Brad: I think time management is actually not only over looked, I think it is misunderstood. There are some things you can tack with basic time management such as keeping meetings short, putting some rules in place not to waste time, but time management is a subset of something bigger which I would call choice management. Every day we walk into work and we make choices. Where will we spend or not spend our time and how will we spend our time? I believe it is about choice management not time management. People look at time management as a date book, as scheduling in Outlook and it really is about priorities. The way we spend our time is a reflection of our priorities. Those people that struggle with time management are really struggling with priorities. Being a leader means understanding what has the most impact and then spending time and resources on those impactful activities. That’s our core effort. Anything else either needs to be outsourced or removed, or managed efficiently using a system. The tasks that deserve our time, our efforts, that are truly core and important, those are our priorities and that is where our time and energy should be spent.

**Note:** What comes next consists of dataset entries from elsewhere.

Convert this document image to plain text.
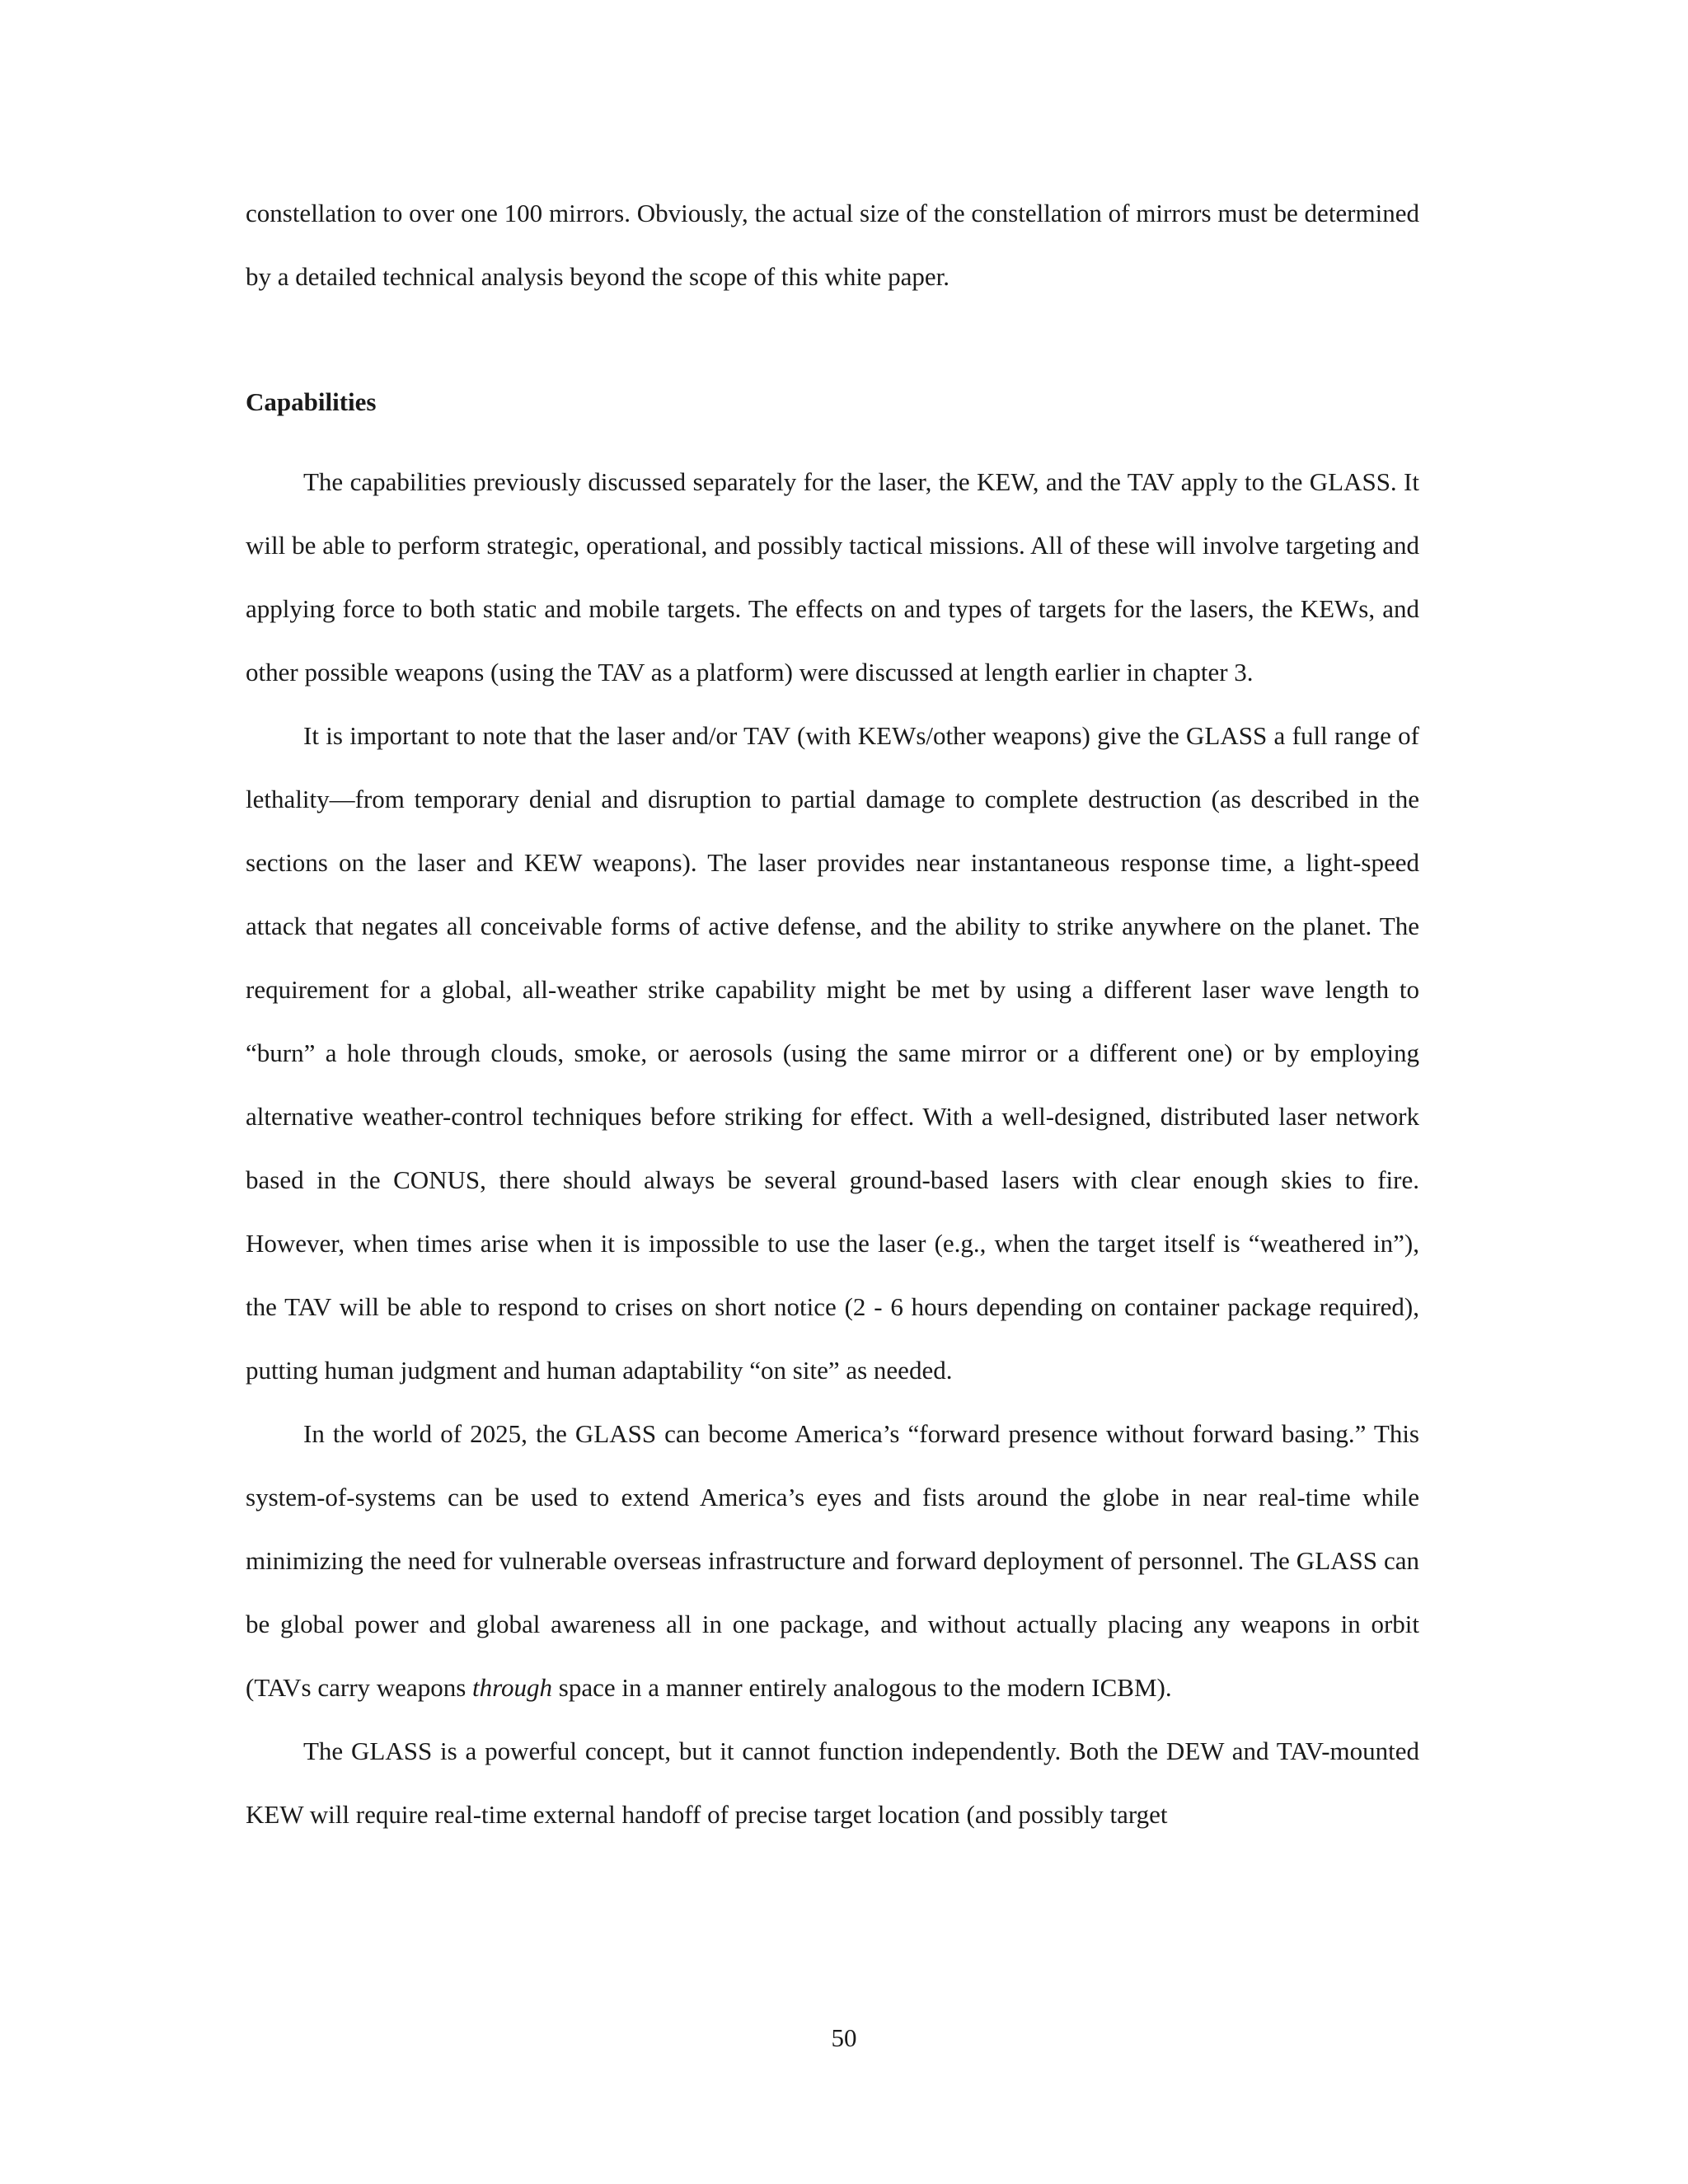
constellation to over one 100 mirrors. Obviously, the actual size of the constellation of mirrors must be determined by a detailed technical analysis beyond the scope of this white paper.

Capabilities

The capabilities previously discussed separately for the laser, the KEW, and the TAV apply to the GLASS. It will be able to perform strategic, operational, and possibly tactical missions. All of these will involve targeting and applying force to both static and mobile targets. The effects on and types of targets for the lasers, the KEWs, and other possible weapons (using the TAV as a platform) were discussed at length earlier in chapter 3.

It is important to note that the laser and/or TAV (with KEWs/other weapons) give the GLASS a full range of lethality—from temporary denial and disruption to partial damage to complete destruction (as described in the sections on the laser and KEW weapons). The laser provides near instantaneous response time, a light-speed attack that negates all conceivable forms of active defense, and the ability to strike anywhere on the planet. The requirement for a global, all-weather strike capability might be met by using a different laser wave length to “burn” a hole through clouds, smoke, or aerosols (using the same mirror or a different one) or by employing alternative weather-control techniques before striking for effect. With a well-designed, distributed laser network based in the CONUS, there should always be several ground-based lasers with clear enough skies to fire. However, when times arise when it is impossible to use the laser (e.g., when the target itself is “weathered in”), the TAV will be able to respond to crises on short notice (2 - 6 hours depending on container package required), putting human judgment and human adaptability “on site” as needed.

In the world of 2025, the GLASS can become America’s “forward presence without forward basing.” This system-of-systems can be used to extend America’s eyes and fists around the globe in near real-time while minimizing the need for vulnerable overseas infrastructure and forward deployment of personnel. The GLASS can be global power and global awareness all in one package, and without actually placing any weapons in orbit (TAVs carry weapons through space in a manner entirely analogous to the modern ICBM).

The GLASS is a powerful concept, but it cannot function independently. Both the DEW and TAV-mounted KEW will require real-time external handoff of precise target location (and possibly target

50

BusinessInterviews.com: What advice would you pass onto a manager who has been experiencing a long-term, high volume of staff absences?
Brad: The advice that I would give to a manager that is experiencing long-term, high volume of staff absences is to first look at them self and ask them self, what am I doing or not doing that is inherently contributing to the absences? Your team is a reflection of you. We create a shadow that we cast on our departments, our groups, our teams, based on our own behavior. Second they should look at how they are recruiting, hiring, and on-boarding new employees. Are they hiring for job and culture fit, not just skill set? People need to be good, but they also need to feel good (about what they are doing).
BusinessInterviews.com: Can you share with our readers why this is such an exciting time to be working for F&H Solutions Group?
Brad: When you ask me why it is such an exciting time to work at F&H Solutions Group, the reason has a lot to do with the trends in the human resource industry going on now. The complexity, challenges, excitement of the change that is happening in our organizations, and in the HR industry as a whole, makes working here fun. We are on the preface of significant shift in the way we operate, the way we think about human behavior and the way we interact with organizations. To me this is an thrilling moment in time and because the transformation in the workplace is creating some stimulating projects and a lot of growth. After all we like to learn and be challenge ourselves.
F&H Solutions Group is a creative, innovative organization that is reflecting today’s organizational needs. I would much rather work for this firm because a lot of firms have not moved forward and are basically are stuck in the 80’s and 90’s workplace and mindset.